Why Centralised Power Logging Fails When Major Problems Occur
- An article by Wilbert Ingels, CTO at Racktivity
Tighter service-level agreements (SLA) and continuing pressure on carbon footprint reduction are increasingly forcing datacentre managers to consider how to manage the critical elements of their datacentre.
Many datacentre and infrastructure managers are starting to understand that collecting accurate and detailed power metrics are crucial in keeping datacentres up and running. But the datacentre infrastructure does not just consist of networks and traditional IT equipment, it also includes power systems, air conditioning, and uninterrupted power supplies.
These components are part of the datacentre ecosystem and any change to one component can have negative or unwanted impacts on other components. Datacentre managers and IT leaders are starting to realise that significant operational benefits can be attained through more-rigorous management of the facility environment of the datacentre.
Therefore, more and more datacentres have started detailed power measurement on individual equipment (chillers, cracks, UPS, etc.), including the different electrical circuits at the different datacentre levels (floor, room and rack level). The first advantage of such an approach is that PUE (PUE0, PUE1 and PUE2) metrics can be calculated easily and made available at the different levels of the datacentre.
An additional benefit is that checking customer behavior becomes easy and straightforward, including the possibility of invoicing a customer for their real power consumption. On top of that, the availability of all the needed power metrics offers datacentre managers everything at hand to perform proper capacity management of the datacentre.
The second advantage of detailed power measurement is the possibility of data collecting and postmortem analysis in case of an outage. The amount of data that is available is undeniably linked to the speed of finding the root-cause of an outage. When analysing a postmortem outage, it is crucial to have detailed information of the entire time-lapse of the outage: just before, during and just after the outage.
It’s also very important to have access to enough detailed information to easily find the cause of the outage. Most systems are based on SNMP polling and - when properly configured - SNMP traps. In a mid-sized datacentre there are at least a few thousand measurement points resulting in a long polling cycle where every measurement point will be updated about every 5 minutes. So collecting real-time values of just before, during and after the outage is simply impossible.

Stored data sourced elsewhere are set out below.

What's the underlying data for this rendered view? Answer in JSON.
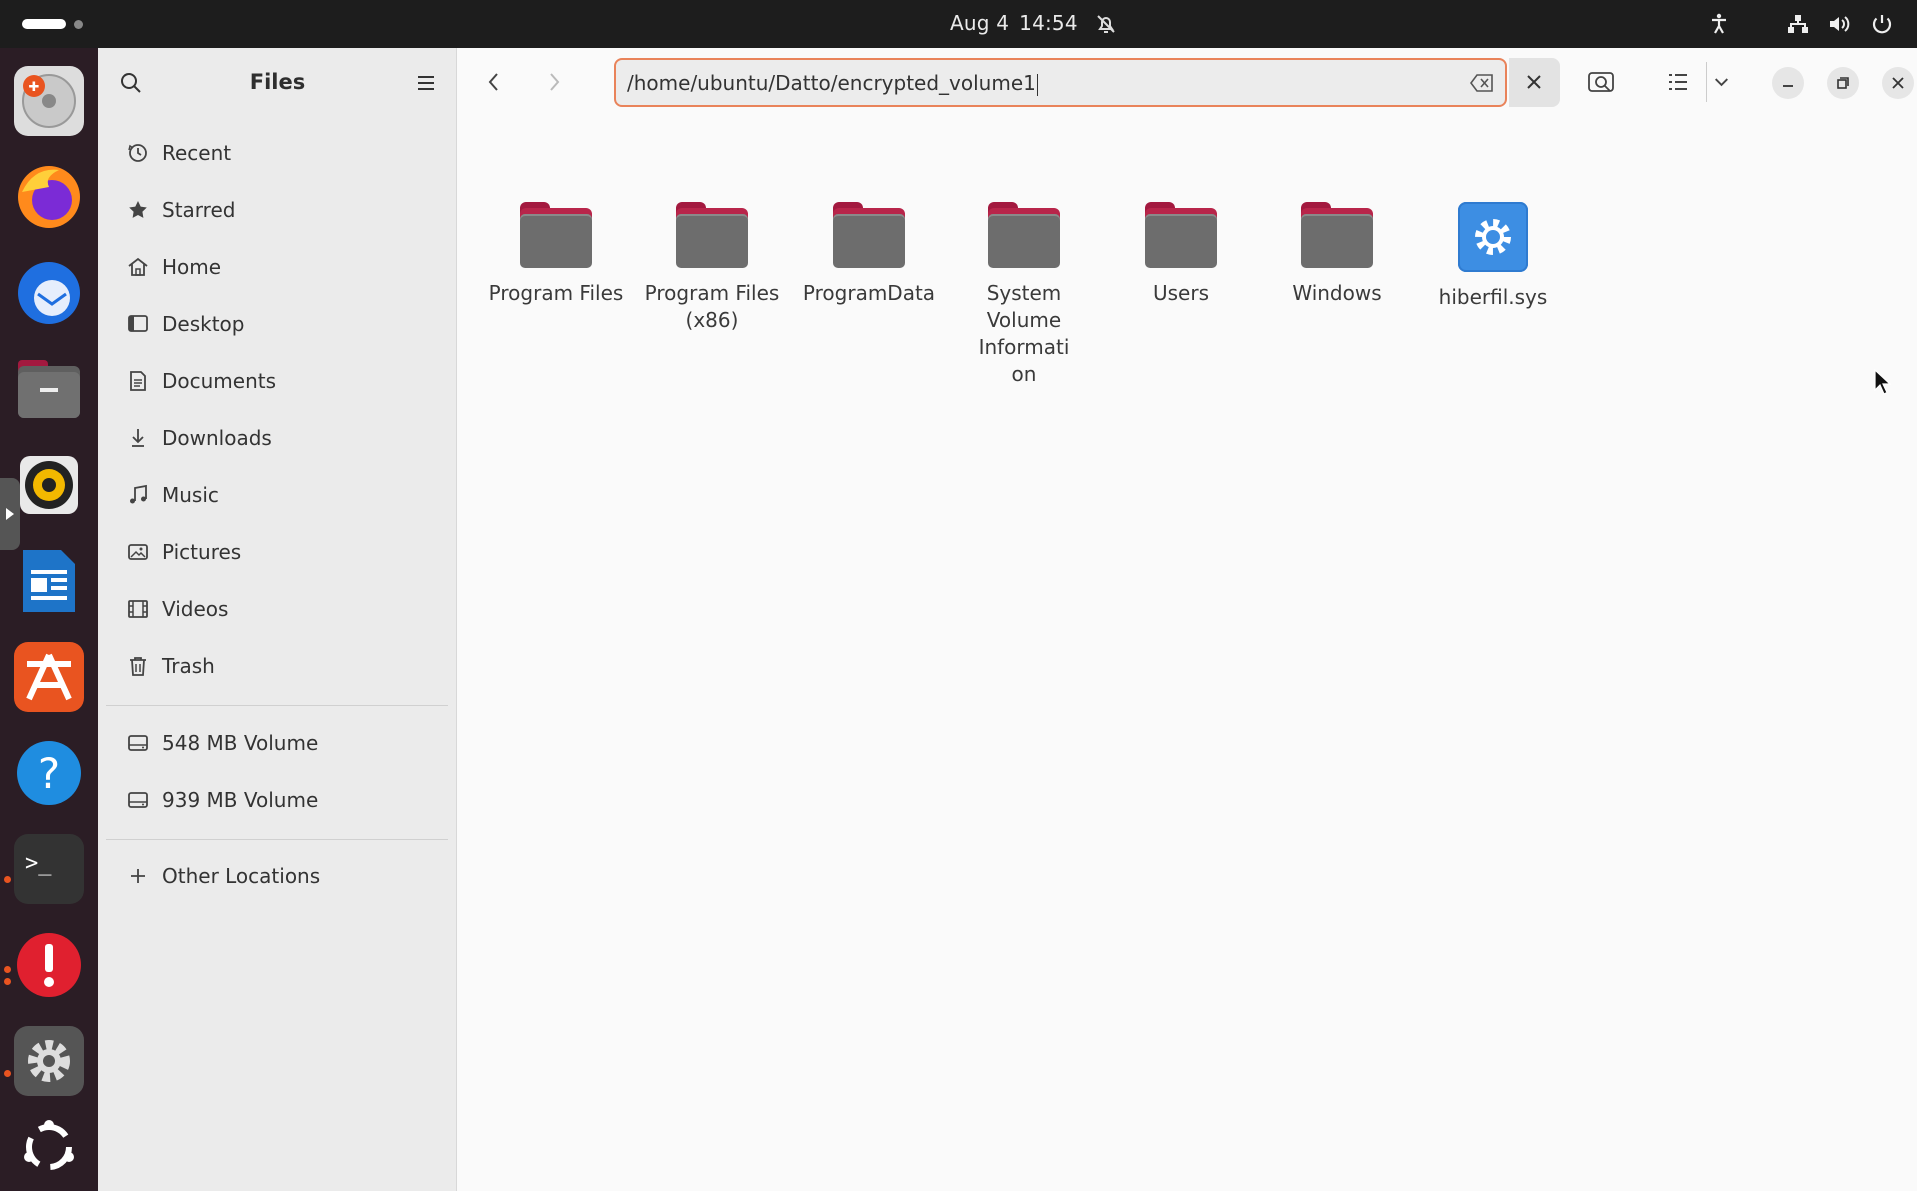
{
  "topbar": {
    "date": "Aug 4",
    "time": "14:54"
  },
  "dock": {
    "apps": [
      "disk-usage-analyzer",
      "firefox",
      "thunderbird",
      "files",
      "rhythmbox",
      "libreoffice-writer",
      "app-center",
      "help",
      "terminal",
      "software-updater",
      "settings",
      "ubuntu-logo"
    ]
  },
  "sidebar": {
    "title": "Files",
    "places": [
      {
        "label": "Recent",
        "icon": "clock-icon"
      },
      {
        "label": "Starred",
        "icon": "star-icon"
      },
      {
        "label": "Home",
        "icon": "home-icon"
      },
      {
        "label": "Desktop",
        "icon": "desktop-icon"
      },
      {
        "label": "Documents",
        "icon": "document-icon"
      },
      {
        "label": "Downloads",
        "icon": "download-icon"
      },
      {
        "label": "Music",
        "icon": "music-icon"
      },
      {
        "label": "Pictures",
        "icon": "picture-icon"
      },
      {
        "label": "Videos",
        "icon": "video-icon"
      },
      {
        "label": "Trash",
        "icon": "trash-icon"
      }
    ],
    "volumes": [
      {
        "label": "548 MB Volume",
        "icon": "drive-icon"
      },
      {
        "label": "939 MB Volume",
        "icon": "drive-icon"
      }
    ],
    "other_locations": "Other Locations"
  },
  "header": {
    "location": "/home/ubuntu/Datto/encrypted_volume1"
  },
  "files": [
    {
      "name": "Program Files",
      "type": "folder"
    },
    {
      "name": "Program Files (x86)",
      "type": "folder"
    },
    {
      "name": "ProgramData",
      "type": "folder"
    },
    {
      "name": "System Volume Information",
      "type": "folder"
    },
    {
      "name": "Users",
      "type": "folder"
    },
    {
      "name": "Windows",
      "type": "folder"
    },
    {
      "name": "hiberfil.sys",
      "type": "system-file"
    }
  ],
  "colors": {
    "accent": "#e95420",
    "folder_tab": "#b8254a",
    "folder_body": "#6d6d6d",
    "dock_bg": "#2b1d25",
    "topbar_bg": "#1d1d1d"
  }
}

SNMP traps can help, but need to be configured, which is time-consuming. Very often, an outage is a combination of different parameters that cannot be covered by configuring SNMP traps. If the outage also influences the network, it is highly possible that crucial information gets lost.

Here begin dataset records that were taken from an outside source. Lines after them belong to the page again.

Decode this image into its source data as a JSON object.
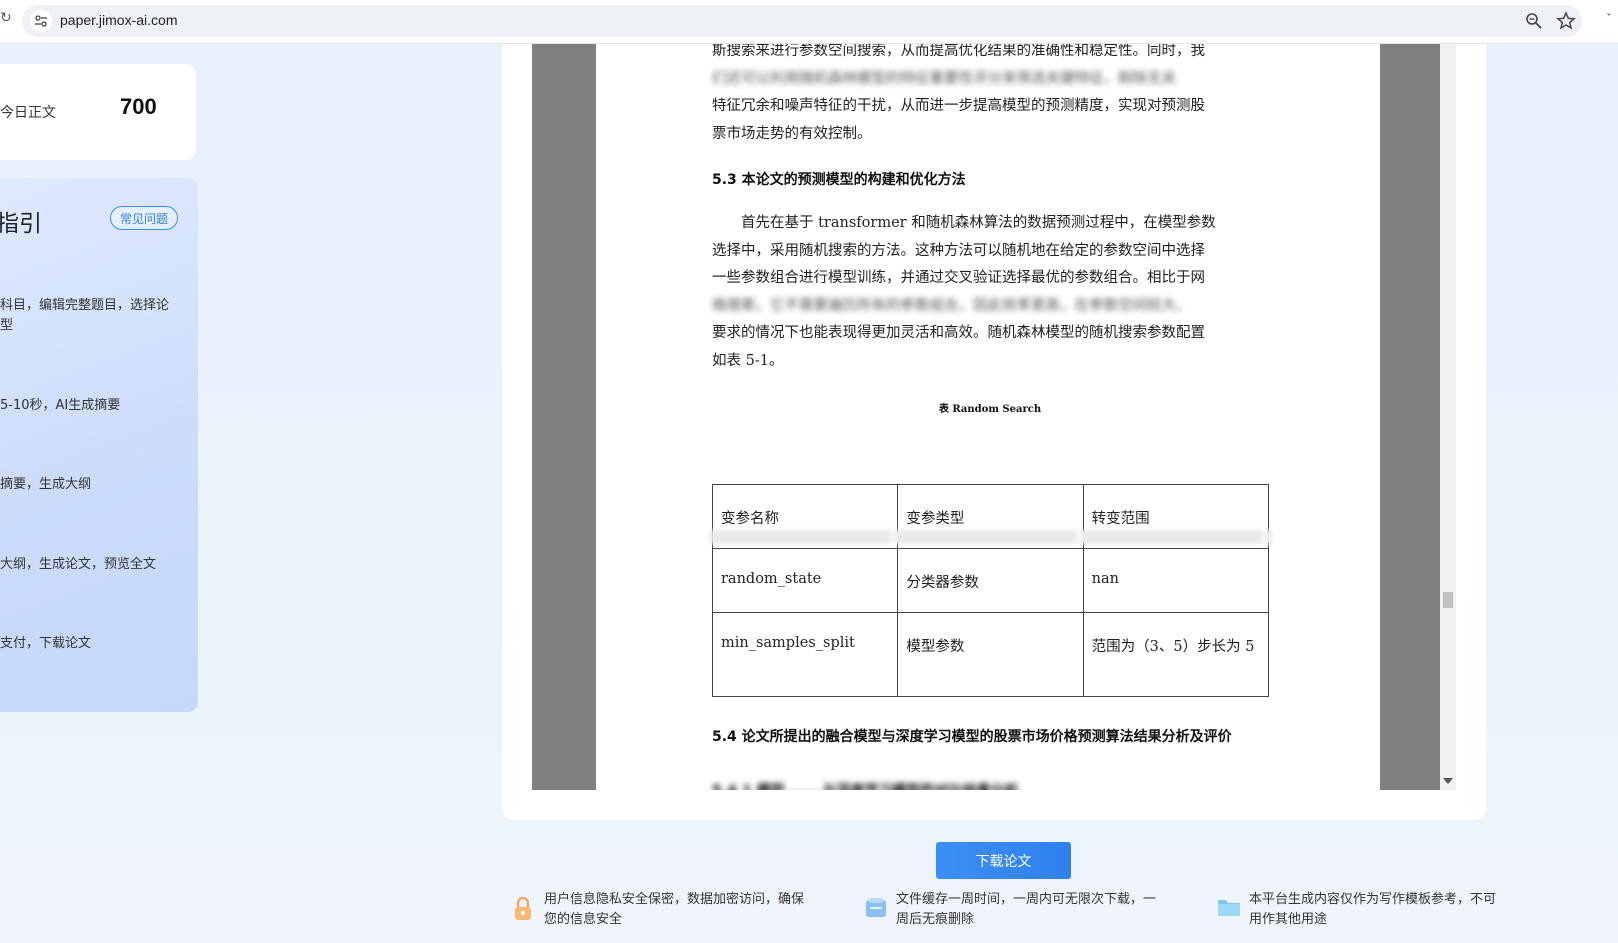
{
  "browser": {
    "url": "paper.jimox-ai.com",
    "left_edge_glyph": "↻",
    "right_edge_glyph": "ˇ"
  },
  "stats": {
    "label": "今日正文",
    "value": "700"
  },
  "guide": {
    "title": "指引",
    "faq_label": "常见问题",
    "steps": [
      {
        "line1": "科目，编辑完整题目，选择论",
        "line2": "型"
      },
      {
        "line1": "5-10秒，AI生成摘要",
        "line2": ""
      },
      {
        "line1": "摘要，生成大纲",
        "line2": ""
      },
      {
        "line1": "大纲，生成论文，预览全文",
        "line2": ""
      },
      {
        "line1": "支付，下载论文",
        "line2": ""
      }
    ]
  },
  "document": {
    "top_lines": [
      "斯搜索来进行参数空间搜索，从而提高优化结果的准确性和稳定性。同时，我",
      "们还可以利用随机森林模型的特征重要性评分来筛选关键特征，剔除无关",
      "特征冗余和噪声特征的干扰，从而进一步提高模型的预测精度，实现对预测股",
      "票市场走势的有效控制。"
    ],
    "heading_5_3": "5.3  本论文的预测模型的构建和优化方法",
    "para_lines": [
      "　　首先在基于 transformer 和随机森林算法的数据预测过程中，在模型参数",
      "选择中，采用随机搜索的方法。这种方法可以随机地在给定的参数空间中选择",
      "一些参数组合进行模型训练，并通过交叉验证选择最优的参数组合。相比于网",
      "格搜索，它不需要遍历所有的参数组合，因此效率更高，在参数空间较大、",
      "要求的情况下也能表现得更加灵活和高效。随机森林模型的随机搜索参数配置",
      "如表 5-1。"
    ],
    "table_caption": "表 Random Search",
    "table": {
      "headers": [
        "变参名称",
        "变参类型",
        "转变范围"
      ],
      "rows": [
        [
          "random_state",
          "分类器参数",
          "nan"
        ],
        [
          "min_samples_split",
          "模型参数",
          "范围为（3、5）步长为 5"
        ]
      ]
    },
    "heading_5_4": "5.4  论文所提出的融合模型与深度学习模型的股票市场价格预测算法结果分析及评价",
    "bottom_line": "5.4.1  模型 ……  与深度学习模型的对比结果分析"
  },
  "footer": {
    "download_label": "下载论文",
    "notes": [
      {
        "icon": "lock-icon",
        "line1": "用户信息隐私安全保密，数据加密访问，确保",
        "line2": "您的信息安全"
      },
      {
        "icon": "file-cache-icon",
        "line1": "文件缓存一周时间，一周内可无限次下载，一",
        "line2": "周后无痕删除"
      },
      {
        "icon": "folder-icon",
        "line1": "本平台生成内容仅作为写作模板参考，不可",
        "line2": "用作其他用途"
      }
    ]
  },
  "colors": {
    "accent": "#2f80ed",
    "viewer_gray": "#808080",
    "guide_bg": "#cbdcfb"
  }
}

The only reliable solution is to build a distributed network of power measurement nodes with built-in storage which can store the crucial power data locally so even when the network is not available, real-time data from before, during and after the outage will be stored anyway.
An example of a device with this kind of functionality is the Racktivity AC²Sensor device. It’s a quite small device featuring a DIN rail mountable design, 3-phase voltage in, Ethernet connectivity, connections for up to 8 current clamps and an R-bus, which is a type of RS485 bus that allows users to connect external environmental sensors.

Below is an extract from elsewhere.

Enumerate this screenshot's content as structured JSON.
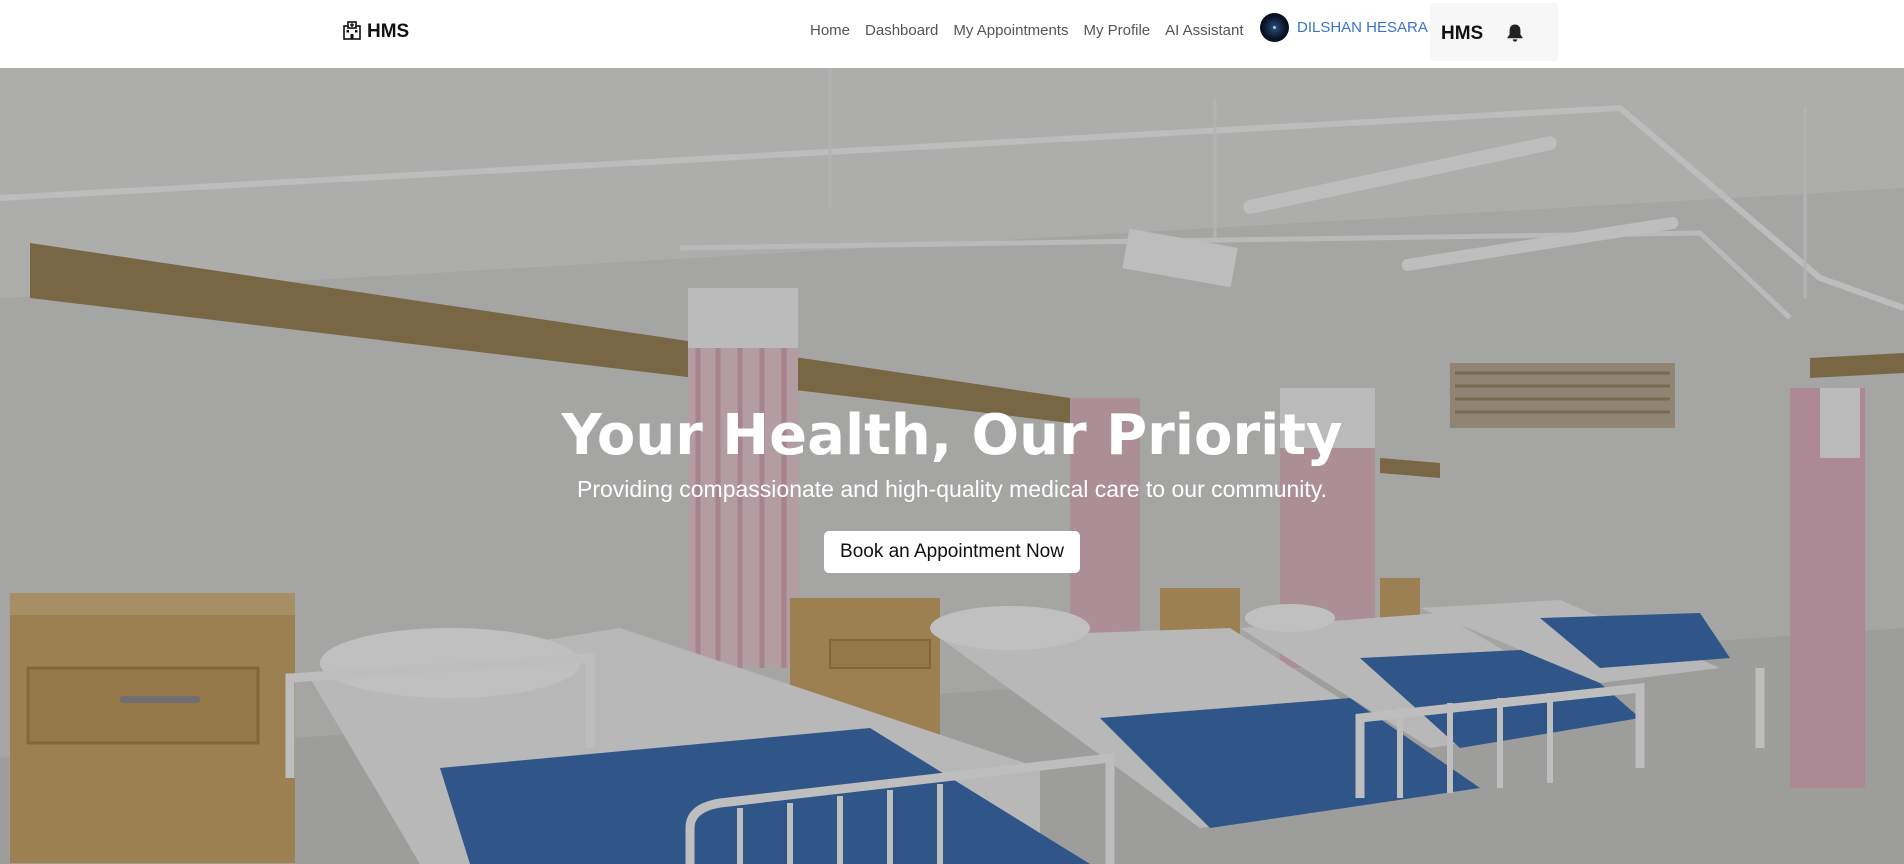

What differentiates the Racktivity device from others is that it also has a built-in SD card with 2GB memory, specifically dedicated to store logging information. The device has a bright OLED screen with very detailed power information of all individual ports (V, VA, W, kWh, kVAh, PF, Hz, THD, harmonics on voltage, harmonics on current etc). It is also the first device of this kind that includes full oscilloscope view on voltage, current and harmonics.
This device doesn’t use the traditional way of storing and overwriting after a certain period of time. Racktivity implemented a more intelligent way of logging: every 5 minutes, a snapshot is taken of all data on all ports including the environmental data. An algorithm looks at the behavior of all ports and data collected, if the data is stable, no additional logging is taken.
From the moment that 1 port starts a deviation (having peaks in power usage for example), the system will immediately start taking full snapshots of all information before, during and after the event, so that all crucial information is logged. The system also learns and dynamically adapts its storing behavior depending on the number of anomalies happening.
As an illustration, if 1 port always jumps from 50 to 65Amps and back, the AC²Sensor will log this information in the beginning. However, once the device discovers a pattern, further logging is stopped to avoid unnecessary filling the storage capacity of the SD card inside the device.
The detailed information is never deleted on a round robin basis when the SD card gets full. Full detailed information always remains available, even up to months after the outage, until the data is overwritten. The logging can be downloaded and analysed via Racktivity DCPM , the company’s in-house developed power management software.
As the device also has a fully-open API, it’s also possible to retrieve the SD logging information through the device’s API. However, the company hasn’t developed a stand-alone tool for analysing this data yet, so it’s up to the programmer to retrieve and format the available data into individual specific requirements.
All in all the AC²Sensor proves to be a perfect partner for data centre operators looking to monitor infrastructure power in the most accurate and detailed way, in order to reduce power consumption and improve reliability.